Body Size, Composition Linked to Function, QOL in Dialysis
Increase in baseline mid-thigh muscle area tied to function and physical, mental component scores
TUESDAY, April 29, 2014 (HealthDay News) -- For patients undergoing maintenance hemodialysis (MHD), body size and composition are significantly associated with physical functioning and quality-of-life, according to a study published in the April issue of the Clinical Journal of the American Society of Nephrology.
Macy Martinson, M.D., from the Veterans Affairs Salt Lake City Healthcare System, and colleagues obtained measurements of body mass index (BMI) and waist circumference (WC) and magnetic resonance imaging measurements of mid-thigh muscle area (MTMA) and intra-abdominal fat area (IAFA) for 105 MHD patients (January 2008 to June 2012). At baseline and at six and 12 months they obtained six-minute walk distances, as well as physical and mental component scores (PCS and MCS) from short-form 12 questionnaires.

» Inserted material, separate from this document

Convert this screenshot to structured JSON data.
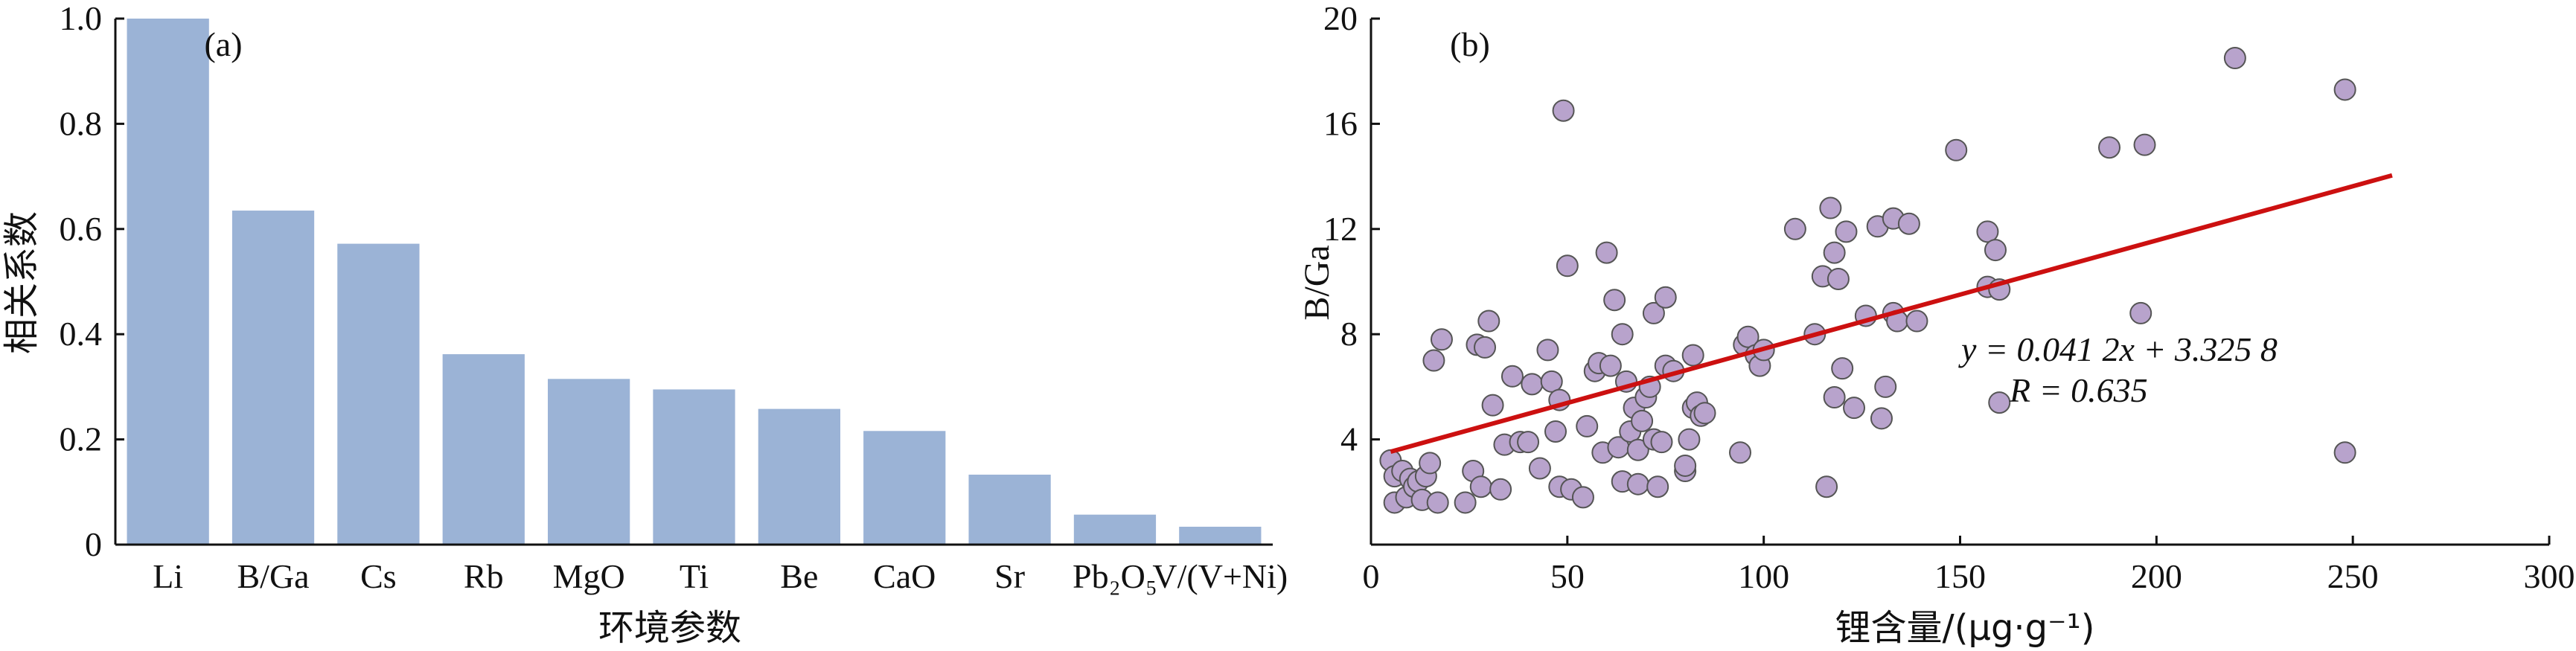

The researchers found that each standard deviation (SD) increase in baseline BMI was inversely associated with baseline and follow-up six-minute walk distances, after adjustment for baseline covariates and baseline MTMA. Similar results were seen for WC and IAFA. Each SD increase in MTMA had a strong positive association with six-minute walk distance. There was no association observed for adiposity measures with baseline and follow-up PCS and MCS. Each SD increase in baseline MTMA correlated with higher baseline PCS and MCS, but weaker correlations were seen for follow-up PCS and MCS, after adjustment for baseline BMI.
"Interventions that improve muscle mass and decrease obesity might improve these parameters in MHD patients," the authors write.